During a recent meal at The Waterside Inn, BT sampled several of the dishes that will be featured on the menu in Singapore. A divine opener of duck confit, set at the base of a jellied pyramid and topped with a poached quail's egg and a dollop of oscietra caviar, was devised by Alain Roux and qualifies as a prime example of the restaurant's seemingly routine ability to create edible art.
This was followed by a perfect summer dish - juicy morsels of Cornish crab with langoustine tails, served on a mango salad mint salsa. Then came a Michel Roux classic - pan-fried lobster medallion, simply presented with a white port sauce and ginger-flavoured vegetable julienne. It's been on the menu at The Waterside Inn for over 20 years and thankfully, there are no plans to remove it anytime soon.

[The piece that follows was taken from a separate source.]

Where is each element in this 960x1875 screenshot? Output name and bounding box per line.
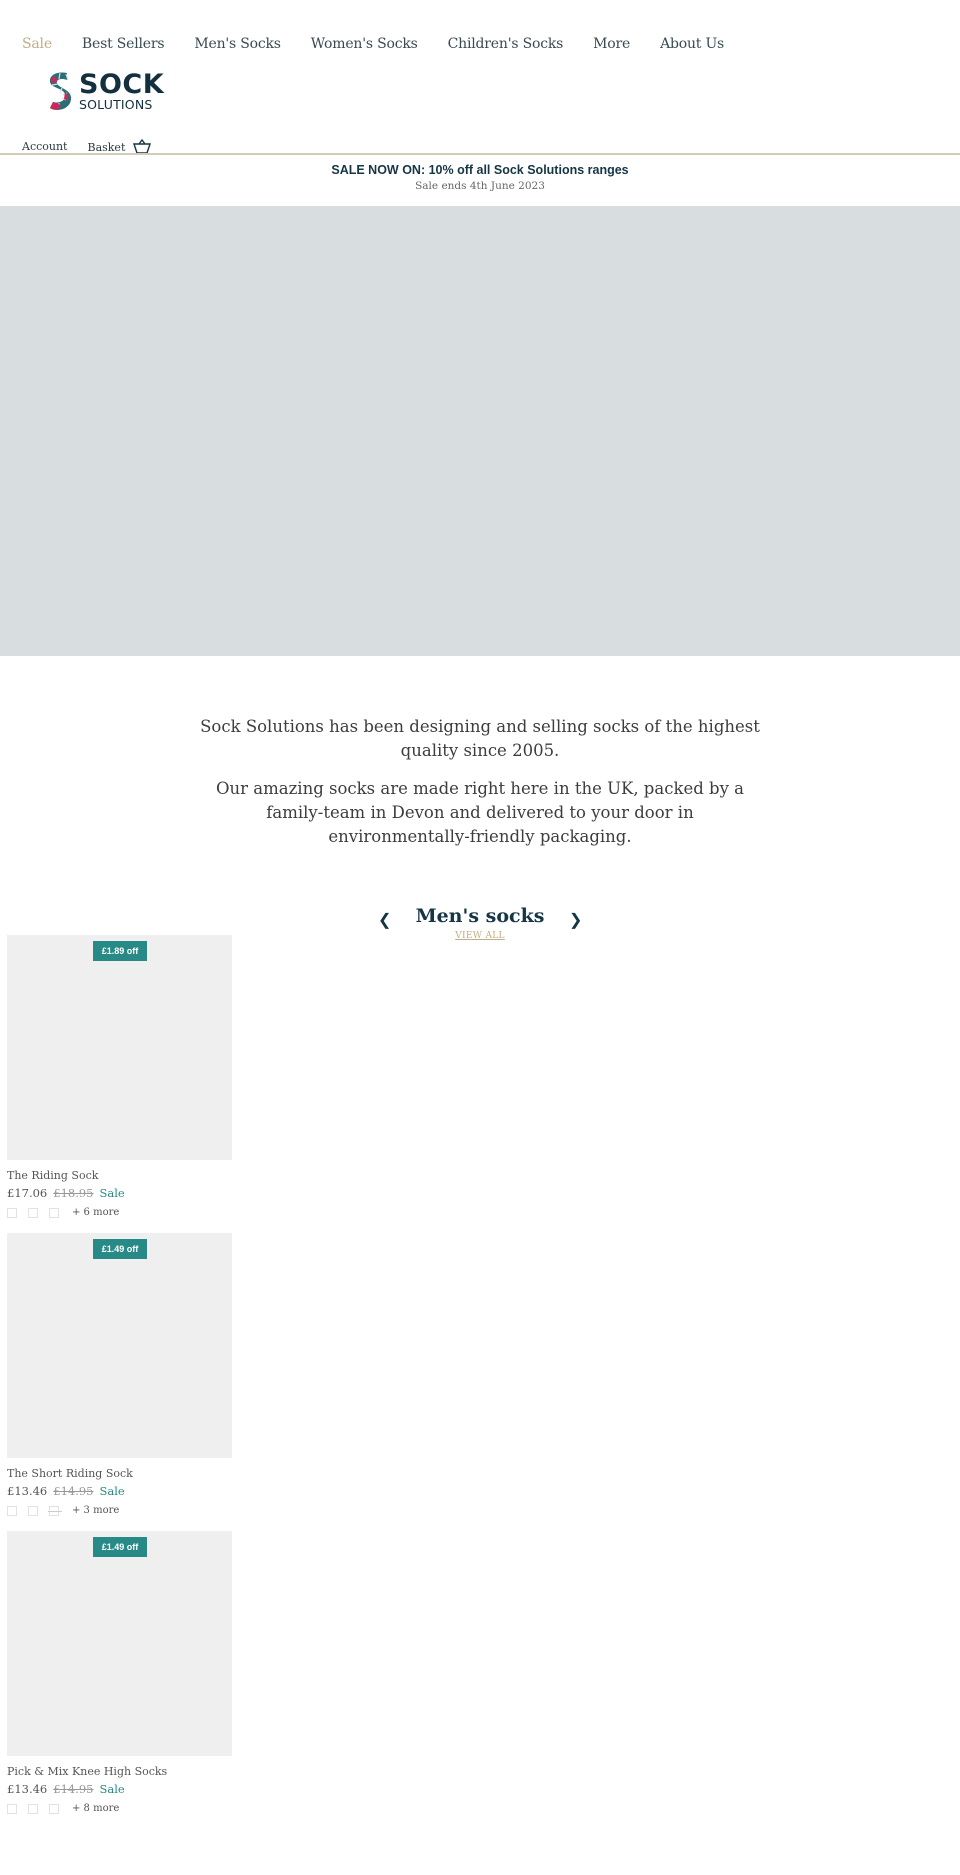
section-title: Men's socks [415,905,545,927]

The meat course comprised grilled rabbit fillets, served on a celeriac fondant with glazed chestnuts and Armagnac sauce, while dessert came in the form of a chocolate mousse dome flavoured with caramel, mango and passion fruit sorbet.
'Our food is based on French classical cuisine, but it's much lighter and it has got the family twist,' says Alain Roux. A visit to the Gordon Grill will provide more than an inkling of what he means. After that, anyone thinking of making a pilgrimage to the restaurant itself should plan on staying overnight in a nearby riverside cottage owned by the inn - it's the ideal complement to a memorable culinary experience.
The Waterside Inn is at Ferry Road, Bray, Berkshire SL6 2AT.